"Oh, I've got two revolvers in my pocket."

And with that, gaily whistling, Hátszegi strode down the long passage and peeped into the kitchen, on his way out, to exchange a word or two with the fair young cook.

"Look ye, my daughter, have supper ready by my return, and take care not to over-salt the soup!" and then with the nonchalance becoming his station he sauntered across the bridge again into the highroad, followed all the way by the eyes of Makkabesku.—"What a gallant fellow it is!" reflected the Roumanian.

The innkeeper did not count courage among his virtues. He was a peace-loving soul who detested the very idea of a brawl. Even when he sat down to drink, it was always inside a room with a locked door, for on one occasion, when he had got drunk in public, the wine had instilled within him such unwonted audacity that he had got his skull broken in two places in consequence. After that he avoided all such occasions of heroism.

For such folks who have nothing to do with firearms as a rule, there is a peculiar charm in suddenly holding a loaded weapon in their hands. Valour and a sudden access of pugnacity combine to put them in a condition of perpetual fever. A strange longing arises within them to make use of their weapon. Once or twice Makkabesku raised his gun to his cheek and made a target of a fly on the wall. At the end of the vestibule facing him was an old Roman image, the head and bust of an Emperor, which had been unearthed in the neighbourhood of the house when the foundations had been laid, and had been adopted forthwith as a family relic. If this old imperial figurehead had been an enemy, let us say the famous robber of the district, our marksman felt that he could easily have shattered his skull for him.

The sun was now slowly descending from the sky, and the lower it sank, the less golden and the more purple grew the light which it threw upon the ancient monument opposite, till the shadow of an adjacent column fell softly across it and hid it half from view.
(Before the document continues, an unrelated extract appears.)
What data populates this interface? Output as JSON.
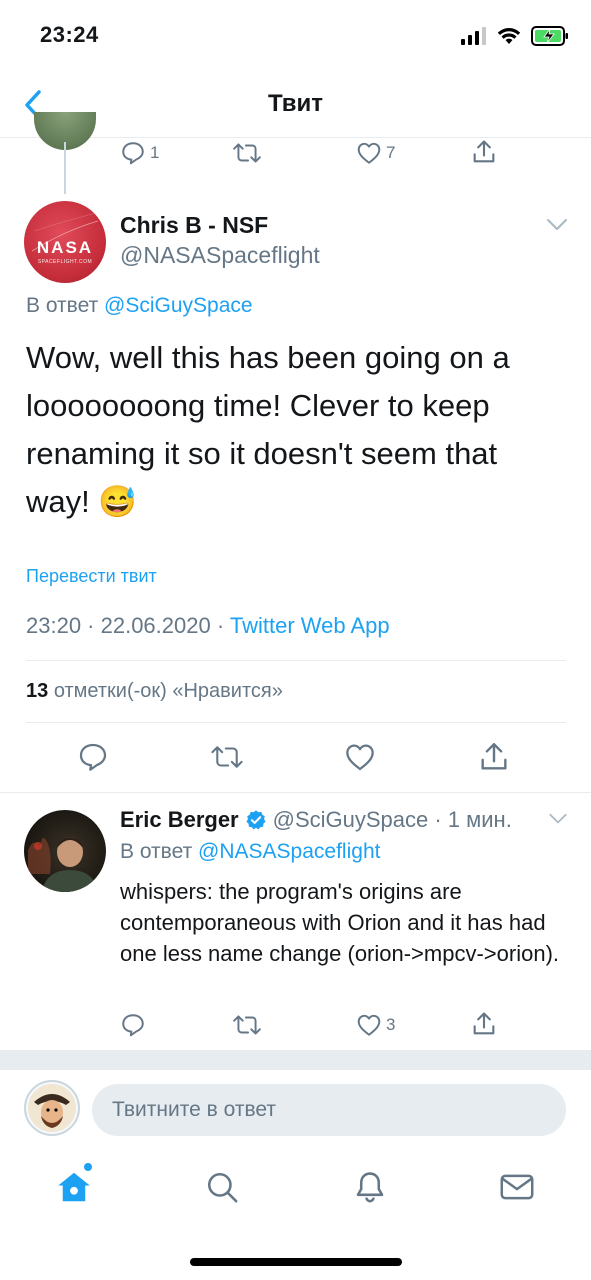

Suddenly it seemed to Makkabesku as if he saw the shadow of a human head moving beside the shadow of the column.

The breath died away on his lips—someone was lurking there!

"Who is there?" he cried, in a voice half choked with terror. The same instant there stood before him at the opposite end of the corridor—Fatia Negra!

Yes, there the figure was just as it had been described to him, enfolded in a black atlas mantle, with a black mask across its face.